I have two friends in Minnesota who thought to send me photos of the most beautiful lions, sometimes statues, sometimes the real deal, sometimes art. Aslan was on the move, throughout.
This is the part where you're beginning to wonder -- oh dear. Is she going to list 365 of these moments because this web site doesn't have a word count limit? I get it. And I thought about it.
But, in fact, the full list would diminish its grandeur. So I will conclude with this gem, the magic words that are both a thank you, and a gift for us all.
For Foxy round 12 my dear college friend, Tiffany, flew to be near. Tiffany is a nurse and knows a little something about mountain climbs. And there was this moment on the couch where we were kind of quiet, and she simply said this: "You know. You're doing this perfectly."
And I burst into tears of joy. Because, really? Was I eating the right things? Should I have been drinking more green juice goops? Should I have worked less, or more? Should I have tried to exercise more, or less? What about napping? Was that enough? Why hadn't I taken my kids to see the Sistine Chapel? Why hadn't I called my mom more? Did I share too much? Did I listen well enough to my doctors? Why am I not researching clinical trials like other patients at 2am? Have I read enough novels? Did I ask my kids enough questions today?

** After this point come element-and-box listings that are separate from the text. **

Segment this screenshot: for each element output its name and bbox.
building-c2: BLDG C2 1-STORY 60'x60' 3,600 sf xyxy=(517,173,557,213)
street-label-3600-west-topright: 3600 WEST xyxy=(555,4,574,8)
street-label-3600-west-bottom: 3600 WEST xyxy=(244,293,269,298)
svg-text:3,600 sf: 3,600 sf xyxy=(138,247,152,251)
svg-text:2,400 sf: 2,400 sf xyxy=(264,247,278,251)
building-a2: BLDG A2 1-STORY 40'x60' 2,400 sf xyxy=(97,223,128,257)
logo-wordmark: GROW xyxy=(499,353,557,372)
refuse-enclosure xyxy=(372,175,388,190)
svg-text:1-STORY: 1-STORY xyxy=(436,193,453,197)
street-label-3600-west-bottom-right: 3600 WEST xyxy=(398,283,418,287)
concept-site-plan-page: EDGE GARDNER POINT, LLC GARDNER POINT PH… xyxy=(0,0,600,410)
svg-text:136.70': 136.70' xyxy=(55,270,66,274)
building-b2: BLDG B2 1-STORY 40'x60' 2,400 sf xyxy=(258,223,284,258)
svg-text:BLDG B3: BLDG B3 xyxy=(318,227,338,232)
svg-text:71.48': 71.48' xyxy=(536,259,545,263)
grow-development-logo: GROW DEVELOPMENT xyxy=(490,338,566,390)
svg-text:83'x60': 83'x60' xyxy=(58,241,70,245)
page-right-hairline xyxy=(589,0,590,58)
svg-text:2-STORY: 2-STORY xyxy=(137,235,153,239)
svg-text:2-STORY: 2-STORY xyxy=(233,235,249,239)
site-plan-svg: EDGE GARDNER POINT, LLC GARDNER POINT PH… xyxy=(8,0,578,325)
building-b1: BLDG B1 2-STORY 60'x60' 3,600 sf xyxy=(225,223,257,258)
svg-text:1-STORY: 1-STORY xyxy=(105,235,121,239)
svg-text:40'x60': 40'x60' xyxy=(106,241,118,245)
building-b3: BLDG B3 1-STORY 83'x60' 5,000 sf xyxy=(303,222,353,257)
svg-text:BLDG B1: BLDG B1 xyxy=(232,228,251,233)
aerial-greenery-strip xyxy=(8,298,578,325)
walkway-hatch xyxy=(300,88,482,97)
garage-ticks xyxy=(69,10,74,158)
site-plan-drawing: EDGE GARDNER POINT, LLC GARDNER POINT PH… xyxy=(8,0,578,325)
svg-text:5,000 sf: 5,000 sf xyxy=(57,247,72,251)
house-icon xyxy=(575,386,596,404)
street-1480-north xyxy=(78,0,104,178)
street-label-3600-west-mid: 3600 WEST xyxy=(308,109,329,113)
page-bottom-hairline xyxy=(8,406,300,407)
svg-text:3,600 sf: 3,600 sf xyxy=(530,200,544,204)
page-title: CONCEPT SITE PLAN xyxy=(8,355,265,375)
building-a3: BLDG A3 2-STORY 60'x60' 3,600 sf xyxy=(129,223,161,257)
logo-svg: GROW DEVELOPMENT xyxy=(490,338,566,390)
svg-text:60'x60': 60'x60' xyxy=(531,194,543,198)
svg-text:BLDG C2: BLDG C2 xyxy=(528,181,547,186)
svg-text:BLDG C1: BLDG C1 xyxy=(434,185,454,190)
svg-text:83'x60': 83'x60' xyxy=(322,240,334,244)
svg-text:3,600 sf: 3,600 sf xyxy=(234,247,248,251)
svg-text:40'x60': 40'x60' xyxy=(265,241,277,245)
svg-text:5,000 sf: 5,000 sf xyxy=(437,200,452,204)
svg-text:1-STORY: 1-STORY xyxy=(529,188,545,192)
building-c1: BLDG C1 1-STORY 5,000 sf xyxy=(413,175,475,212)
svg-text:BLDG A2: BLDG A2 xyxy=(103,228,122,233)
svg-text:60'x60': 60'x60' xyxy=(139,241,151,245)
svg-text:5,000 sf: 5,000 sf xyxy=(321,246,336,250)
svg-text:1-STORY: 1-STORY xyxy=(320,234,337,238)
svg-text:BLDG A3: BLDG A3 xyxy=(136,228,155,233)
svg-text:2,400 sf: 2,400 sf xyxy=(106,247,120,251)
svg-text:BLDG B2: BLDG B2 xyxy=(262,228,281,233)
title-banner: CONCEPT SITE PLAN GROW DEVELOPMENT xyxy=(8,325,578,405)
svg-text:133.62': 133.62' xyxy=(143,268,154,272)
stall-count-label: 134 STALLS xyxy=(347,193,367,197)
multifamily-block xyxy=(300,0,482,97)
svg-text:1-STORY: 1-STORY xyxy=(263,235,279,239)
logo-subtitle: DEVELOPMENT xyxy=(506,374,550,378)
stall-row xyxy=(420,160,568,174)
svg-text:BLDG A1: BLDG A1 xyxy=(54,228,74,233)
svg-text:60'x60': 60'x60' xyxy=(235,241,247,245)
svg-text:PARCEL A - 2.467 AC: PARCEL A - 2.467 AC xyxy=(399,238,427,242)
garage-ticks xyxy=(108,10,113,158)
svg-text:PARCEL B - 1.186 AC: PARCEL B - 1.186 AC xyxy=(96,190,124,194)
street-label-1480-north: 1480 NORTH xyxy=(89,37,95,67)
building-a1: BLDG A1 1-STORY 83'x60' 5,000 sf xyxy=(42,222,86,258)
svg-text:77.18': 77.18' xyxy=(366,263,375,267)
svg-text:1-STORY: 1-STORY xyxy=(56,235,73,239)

The list of doubt and second guessing is eternal. And in four magical words Tiffany made them all miraculously disappear.
In all my flaws and missteps and errors in judgment and sometimes managing to get it right, Tiffany gave me one of the most precious gifts of all: peace.
So. Friends. Know this: You've Loved Me Perfectly.
You have. Each and every one of these 365 days. I'm reveling in gratitude.
So let's all do this: Tell everyone climbing a mountain these magic words. You now have them in your pockets, and you can use them anytime you like. They never get old, or ordinary.
They will change a conversation, a day, a story, a life.